Adelaide University Sport clubs are involved in shaping young people not only in sport but in life. Many clubs may engage a person at the start of the year who is attending the University but not yet over the age of 18. Adelaide University Sport and our 35 different sporting clubs value the contribution of young people and want to ensure that we are providing a safe and supportive environment for them.
Matt Mooney, President of the Adelaide University Rugby Club, acknowledges the value of having official juniors at the club. “The culture of our club has changed over the last few years and has seen a real shift in how we talk about difficult issues that affect young people. We want to ensure children and young people are safe to achieve their best, both on and off the pitch and is only achieved through a communal commitment and awareness of not just what is required to comply with the law but also how to openly deal with child safety concerns, when and if they happen.”
For a club that does not have an official junior program, it is still important to consider the implication of those under the age of 18. The Adelaide University Basketball Club has been proactive with this approach. "We aim to be an inclusive club and welcome all new uni students who are interested in playing, so this means we often have a handful of juniors joining, especially during O'Week", says Ellen Schultz, the club's Vice President. She goes on to say, "staying on top of Child Safe Environment requirements means we don't have to turn anyone away. In addition to this, having large numbers of new students at the start of the year can be chaotic sometimes so it's better from a risk management perspective to be proactive, so there's no chance of any non-compliance issues arising. A number of our players also have kids who are often around at club events."

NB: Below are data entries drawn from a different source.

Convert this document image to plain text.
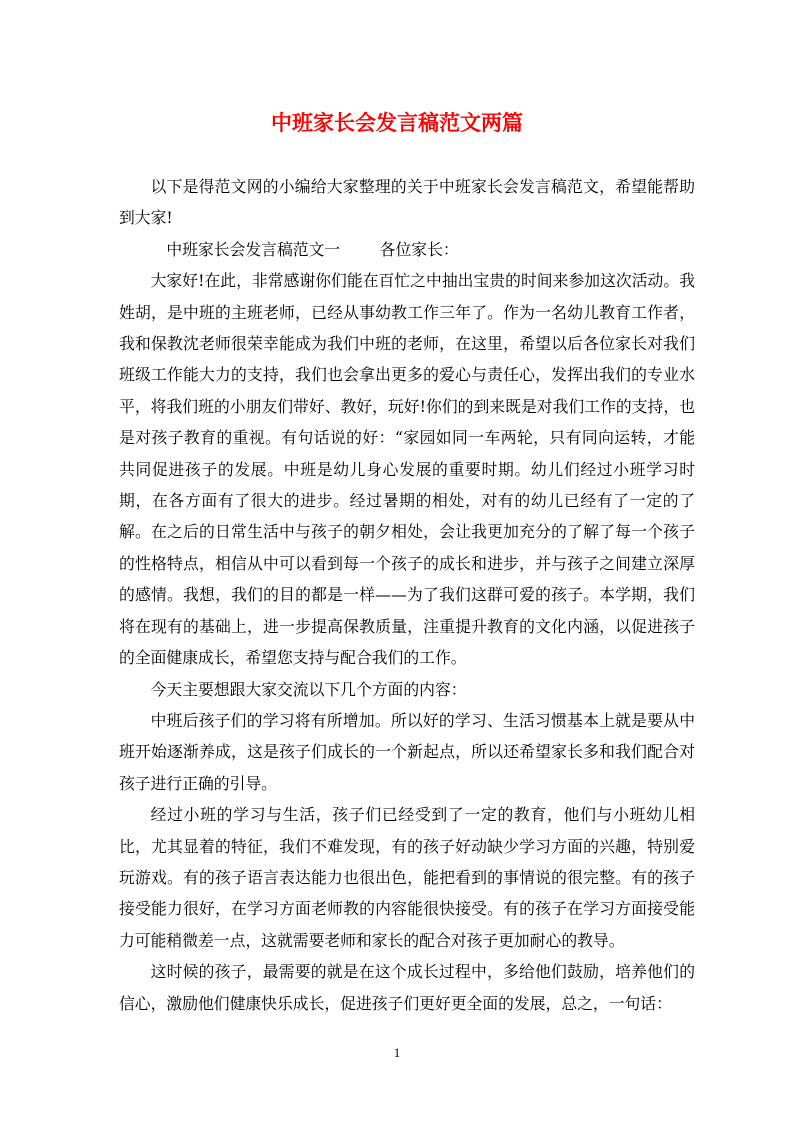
中班家长会发言稿范文两篇

以下是得范文网的小编给大家整理的关于中班家长会发言稿范文，希望能帮助到大家!

中班家长会发言稿范文一	各位家长：

大家好!在此，非常感谢你们能在百忙之中抽出宝贵的时间来参加这次活动。我姓胡，是中班的主班老师，已经从事幼教工作三年了。作为一名幼儿教育工作者，我和保教沈老师很荣幸能成为我们中班的老师，在这里，希望以后各位家长对我们班级工作能大力的支持，我们也会拿出更多的爱心与责任心，发挥出我们的专业水平，将我们班的小朋友们带好、教好，玩好!你们的到来既是对我们工作的支持，也是对孩子教育的重视。有句话说的好：“家园如同一车两轮，只有同向运转，才能共同促进孩子的发展。中班是幼儿身心发展的重要时期。幼儿们经过小班学习时期，在各方面有了很大的进步。经过暑期的相处，对有的幼儿已经有了一定的了解。在之后的日常生活中与孩子的朝夕相处，会让我更加充分的了解了每一个孩子的性格特点，相信从中可以看到每一个孩子的成长和进步，并与孩子之间建立深厚的感情。我想，我们的目的都是一样——为了我们这群可爱的孩子。本学期，我们将在现有的基础上，进一步提高保教质量，注重提升教育的文化内涵，以促进孩子的全面健康成长，希望您支持与配合我们的工作。

今天主要想跟大家交流以下几个方面的内容：

中班后孩子们的学习将有所增加。所以好的学习、生活习惯基本上就是要从中班开始逐渐养成，这是孩子们成长的一个新起点，所以还希望家长多和我们配合对孩子进行正确的引导。

经过小班的学习与生活，孩子们已经受到了一定的教育，他们与小班幼儿相比，尤其显着的特征，我们不难发现，有的孩子好动缺少学习方面的兴趣，特别爱玩游戏。有的孩子语言表达能力也很出色，能把看到的事情说的很完整。有的孩子接受能力很好，在学习方面老师教的内容能很快接受。有的孩子在学习方面接受能力可能稍微差一点，这就需要老师和家长的配合对孩子更加耐心的教导。

这时候的孩子，最需要的就是在这个成长过程中，多给他们鼓励，培养他们的信心，激励他们健康快乐成长，促进孩子们更好更全面的发展，总之，一句话：

1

To support ALL Adelaide University Sport clubs who manage members who are under the age of 18, we provide a number of resources outlining what our clubs need to have in place to ensure that their club culture is inclusive and supportive. Our Sport Development Officer, Sara Lane says, “we have recently reviewed our resources for clubs and this was done due to the fact that from 1 July 2019, the State Government’s Department of Human Services has now introduced new screening laws for people working with, or volunteering with children. We will be here to support our clubs through this change and be there to support our youngest members".
In summary, if you have control over, lead, assist or have access to personal information of children or young person, you will need the new Working with Children Check from 1 July 2019. All Adelaide University Sport Clubs are reminded to look over the updated information to see what your club needs to do.